Perhaps it’s that young Americans think that the federal government is worse than the sum of its parts. Or perhaps it’s just that they think that Congress’ inaction has contaminated the rest of the American political system. Whatever the case may be, the latest poll by the Harvard Public Opinion Project shows that young Americans between 18 and 29 put less trust in the “federal government” and the legislative branch than in the Supreme Court or the president.

No more than three percent of respondents reported trusting the federal government “all of the time,” while 80 percent said that they trusted it “some of the time” or “never.” Eighty-four percent of participants felt that they could trust Congress “some of the time” or “never.”

It should be no surprise that Congress has a dim track record in the eyes of young Americans. This generation has come of age during a period of prolonged partisan rancor and inaction. The divisive Bush era is book-ended by the Clinton era’s wrangling around budgets and healthcare on the one end, and the epic bickering of the Obama- and Tea Party-era on the other.

Meanwhile, survey participants were more trusting of the leaders of both the executive and judicial branches.
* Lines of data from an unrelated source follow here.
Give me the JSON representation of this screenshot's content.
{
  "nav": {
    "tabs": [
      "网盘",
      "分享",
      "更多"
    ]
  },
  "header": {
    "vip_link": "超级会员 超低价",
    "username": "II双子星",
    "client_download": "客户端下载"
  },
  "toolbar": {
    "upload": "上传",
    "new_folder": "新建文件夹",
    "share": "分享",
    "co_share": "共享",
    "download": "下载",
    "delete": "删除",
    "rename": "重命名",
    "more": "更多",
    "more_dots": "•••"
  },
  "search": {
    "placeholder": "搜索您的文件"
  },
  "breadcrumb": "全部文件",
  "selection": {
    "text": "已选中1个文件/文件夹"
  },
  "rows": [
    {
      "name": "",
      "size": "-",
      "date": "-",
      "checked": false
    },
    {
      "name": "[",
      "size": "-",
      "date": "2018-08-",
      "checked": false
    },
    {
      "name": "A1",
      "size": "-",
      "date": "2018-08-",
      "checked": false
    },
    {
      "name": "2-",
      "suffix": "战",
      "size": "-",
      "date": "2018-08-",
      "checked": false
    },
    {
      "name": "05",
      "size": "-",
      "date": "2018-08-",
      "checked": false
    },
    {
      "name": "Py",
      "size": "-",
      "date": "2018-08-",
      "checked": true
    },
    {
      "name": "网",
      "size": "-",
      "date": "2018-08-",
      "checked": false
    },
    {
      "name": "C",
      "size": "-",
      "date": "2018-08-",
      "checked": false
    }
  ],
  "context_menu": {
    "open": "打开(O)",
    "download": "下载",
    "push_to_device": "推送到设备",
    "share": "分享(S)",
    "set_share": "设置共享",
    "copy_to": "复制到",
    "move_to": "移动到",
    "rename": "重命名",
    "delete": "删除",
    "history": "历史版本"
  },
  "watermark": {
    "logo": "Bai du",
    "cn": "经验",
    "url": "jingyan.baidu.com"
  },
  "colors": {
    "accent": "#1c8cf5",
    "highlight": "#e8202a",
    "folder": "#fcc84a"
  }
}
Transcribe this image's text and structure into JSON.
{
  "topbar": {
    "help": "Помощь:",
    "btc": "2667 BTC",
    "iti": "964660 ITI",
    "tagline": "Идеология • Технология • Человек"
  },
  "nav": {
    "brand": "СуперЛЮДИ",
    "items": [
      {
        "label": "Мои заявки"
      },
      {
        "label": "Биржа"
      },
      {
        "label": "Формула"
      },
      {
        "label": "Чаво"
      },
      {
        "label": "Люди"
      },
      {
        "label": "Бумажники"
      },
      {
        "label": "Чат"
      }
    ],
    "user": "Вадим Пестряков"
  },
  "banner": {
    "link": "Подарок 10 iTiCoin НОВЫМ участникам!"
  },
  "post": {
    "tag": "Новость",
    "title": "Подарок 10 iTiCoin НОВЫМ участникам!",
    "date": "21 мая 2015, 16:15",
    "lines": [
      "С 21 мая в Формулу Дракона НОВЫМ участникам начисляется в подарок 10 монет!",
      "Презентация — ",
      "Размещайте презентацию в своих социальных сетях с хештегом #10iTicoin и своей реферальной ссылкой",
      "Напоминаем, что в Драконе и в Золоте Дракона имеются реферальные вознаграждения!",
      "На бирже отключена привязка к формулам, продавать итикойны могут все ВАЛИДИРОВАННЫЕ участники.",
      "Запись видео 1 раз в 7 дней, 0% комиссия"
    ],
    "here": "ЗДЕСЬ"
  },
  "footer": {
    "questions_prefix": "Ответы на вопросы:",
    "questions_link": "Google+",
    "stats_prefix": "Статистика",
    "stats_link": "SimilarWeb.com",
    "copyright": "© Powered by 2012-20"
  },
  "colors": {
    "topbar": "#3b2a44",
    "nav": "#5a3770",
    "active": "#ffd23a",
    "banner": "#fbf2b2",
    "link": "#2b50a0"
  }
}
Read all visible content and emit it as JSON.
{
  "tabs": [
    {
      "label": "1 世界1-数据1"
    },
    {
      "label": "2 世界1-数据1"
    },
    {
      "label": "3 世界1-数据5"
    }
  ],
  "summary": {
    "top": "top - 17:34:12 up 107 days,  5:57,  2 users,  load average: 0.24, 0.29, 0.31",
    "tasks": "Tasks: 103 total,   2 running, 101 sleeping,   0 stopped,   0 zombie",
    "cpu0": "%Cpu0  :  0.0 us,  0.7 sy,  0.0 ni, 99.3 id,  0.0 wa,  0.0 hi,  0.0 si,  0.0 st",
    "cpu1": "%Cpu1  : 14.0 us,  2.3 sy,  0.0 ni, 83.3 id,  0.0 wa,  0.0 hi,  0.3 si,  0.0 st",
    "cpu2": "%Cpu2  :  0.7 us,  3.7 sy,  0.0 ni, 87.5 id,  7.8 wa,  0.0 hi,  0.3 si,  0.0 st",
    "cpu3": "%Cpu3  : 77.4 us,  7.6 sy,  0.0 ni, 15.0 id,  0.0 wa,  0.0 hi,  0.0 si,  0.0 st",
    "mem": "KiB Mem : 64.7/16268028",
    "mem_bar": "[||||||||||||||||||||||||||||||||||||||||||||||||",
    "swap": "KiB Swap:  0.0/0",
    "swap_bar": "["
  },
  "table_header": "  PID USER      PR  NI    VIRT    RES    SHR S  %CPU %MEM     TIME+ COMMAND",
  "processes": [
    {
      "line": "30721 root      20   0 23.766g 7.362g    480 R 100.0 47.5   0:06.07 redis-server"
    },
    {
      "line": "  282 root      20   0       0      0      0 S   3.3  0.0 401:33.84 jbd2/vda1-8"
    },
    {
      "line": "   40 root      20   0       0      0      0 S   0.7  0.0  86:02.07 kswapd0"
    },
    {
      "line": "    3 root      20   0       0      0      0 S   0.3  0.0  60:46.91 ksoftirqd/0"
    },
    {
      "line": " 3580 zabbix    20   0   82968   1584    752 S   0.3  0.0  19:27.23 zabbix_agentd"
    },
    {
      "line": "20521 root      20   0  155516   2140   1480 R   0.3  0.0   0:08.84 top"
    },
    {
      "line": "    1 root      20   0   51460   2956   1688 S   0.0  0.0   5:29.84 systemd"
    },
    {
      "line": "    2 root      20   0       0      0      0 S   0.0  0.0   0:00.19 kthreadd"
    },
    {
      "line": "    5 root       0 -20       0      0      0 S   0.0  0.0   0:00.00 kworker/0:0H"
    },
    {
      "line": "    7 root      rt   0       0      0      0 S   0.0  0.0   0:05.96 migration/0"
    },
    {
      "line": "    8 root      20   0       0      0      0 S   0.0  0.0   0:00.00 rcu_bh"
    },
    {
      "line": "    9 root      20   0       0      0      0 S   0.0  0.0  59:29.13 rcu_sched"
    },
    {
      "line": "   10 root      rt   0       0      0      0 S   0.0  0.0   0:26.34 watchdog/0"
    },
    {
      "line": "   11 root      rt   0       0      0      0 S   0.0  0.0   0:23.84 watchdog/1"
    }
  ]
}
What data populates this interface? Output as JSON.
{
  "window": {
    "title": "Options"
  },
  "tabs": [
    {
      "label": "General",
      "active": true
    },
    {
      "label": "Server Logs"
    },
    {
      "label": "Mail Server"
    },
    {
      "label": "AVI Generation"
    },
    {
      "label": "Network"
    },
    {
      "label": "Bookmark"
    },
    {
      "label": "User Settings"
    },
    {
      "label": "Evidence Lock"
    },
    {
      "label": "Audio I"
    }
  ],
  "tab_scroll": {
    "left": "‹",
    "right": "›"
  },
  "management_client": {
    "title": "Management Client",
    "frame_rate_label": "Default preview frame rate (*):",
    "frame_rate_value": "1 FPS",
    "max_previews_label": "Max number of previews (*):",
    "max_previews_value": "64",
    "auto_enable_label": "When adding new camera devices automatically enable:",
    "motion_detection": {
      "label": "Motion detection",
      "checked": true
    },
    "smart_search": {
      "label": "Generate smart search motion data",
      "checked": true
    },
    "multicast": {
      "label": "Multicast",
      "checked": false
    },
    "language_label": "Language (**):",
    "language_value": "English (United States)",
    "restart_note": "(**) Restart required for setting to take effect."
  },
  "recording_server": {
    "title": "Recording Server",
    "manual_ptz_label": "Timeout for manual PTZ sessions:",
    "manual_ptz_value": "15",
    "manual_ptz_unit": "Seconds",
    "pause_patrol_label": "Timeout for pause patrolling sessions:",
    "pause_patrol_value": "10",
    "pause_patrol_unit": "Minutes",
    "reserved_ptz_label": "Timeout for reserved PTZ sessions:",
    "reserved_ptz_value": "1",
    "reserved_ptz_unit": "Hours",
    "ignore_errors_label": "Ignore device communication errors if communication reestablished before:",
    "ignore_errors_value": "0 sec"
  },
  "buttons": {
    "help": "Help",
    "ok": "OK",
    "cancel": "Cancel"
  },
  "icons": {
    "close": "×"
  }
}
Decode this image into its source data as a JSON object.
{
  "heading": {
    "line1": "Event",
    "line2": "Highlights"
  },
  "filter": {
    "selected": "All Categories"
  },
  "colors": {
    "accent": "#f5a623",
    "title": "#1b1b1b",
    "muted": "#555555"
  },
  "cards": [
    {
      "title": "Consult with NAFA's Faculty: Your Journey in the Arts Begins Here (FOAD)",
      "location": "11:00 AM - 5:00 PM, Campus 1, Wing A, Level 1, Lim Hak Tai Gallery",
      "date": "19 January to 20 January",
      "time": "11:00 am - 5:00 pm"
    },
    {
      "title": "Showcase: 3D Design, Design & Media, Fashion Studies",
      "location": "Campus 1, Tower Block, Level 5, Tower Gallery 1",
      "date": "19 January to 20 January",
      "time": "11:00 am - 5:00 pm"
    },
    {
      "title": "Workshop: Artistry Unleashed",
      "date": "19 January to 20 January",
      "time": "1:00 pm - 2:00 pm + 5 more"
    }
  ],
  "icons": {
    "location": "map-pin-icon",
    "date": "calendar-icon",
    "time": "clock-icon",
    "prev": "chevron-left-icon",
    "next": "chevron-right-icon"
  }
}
Nearly one-third of the pool said they trusted the president “most” or “all of the time.” Thirty-six percent felt the same level of trust in the Supreme Court.

A deep dive into these numbers should worry Democrats gearing up for the 2016 presidential election. Twenty-eight percent of independents, the largest bloc of young Americans (38 percent of the pool) according to the survey, “never” trust the president, nearly as widespread a feeling as among young Republicans.

This difference in trust may be indicative of shifting perceptions of authority. During the Obama presidency, conservatives have stoked fears of an “imperial presidency.” Scholars report on the continually expanding powers of the executive branch. Meanwhile, the narrative on Congress’ role has been comparatively bleak, as its most recent claims to fame have derived from being unprecedentedly impotent and ineffective.

The differences in trust among young independents may then be due to differences in perceived responsibility. Young Americans may be chalking up the prolonged inertia of the federal government to unprecedented congressional infighting rather than presidential weakness. Yet for young Americans who still believe in the power of the imperial presidency to overcome congressional boondoggles, it’s clear that President Obama could have done more.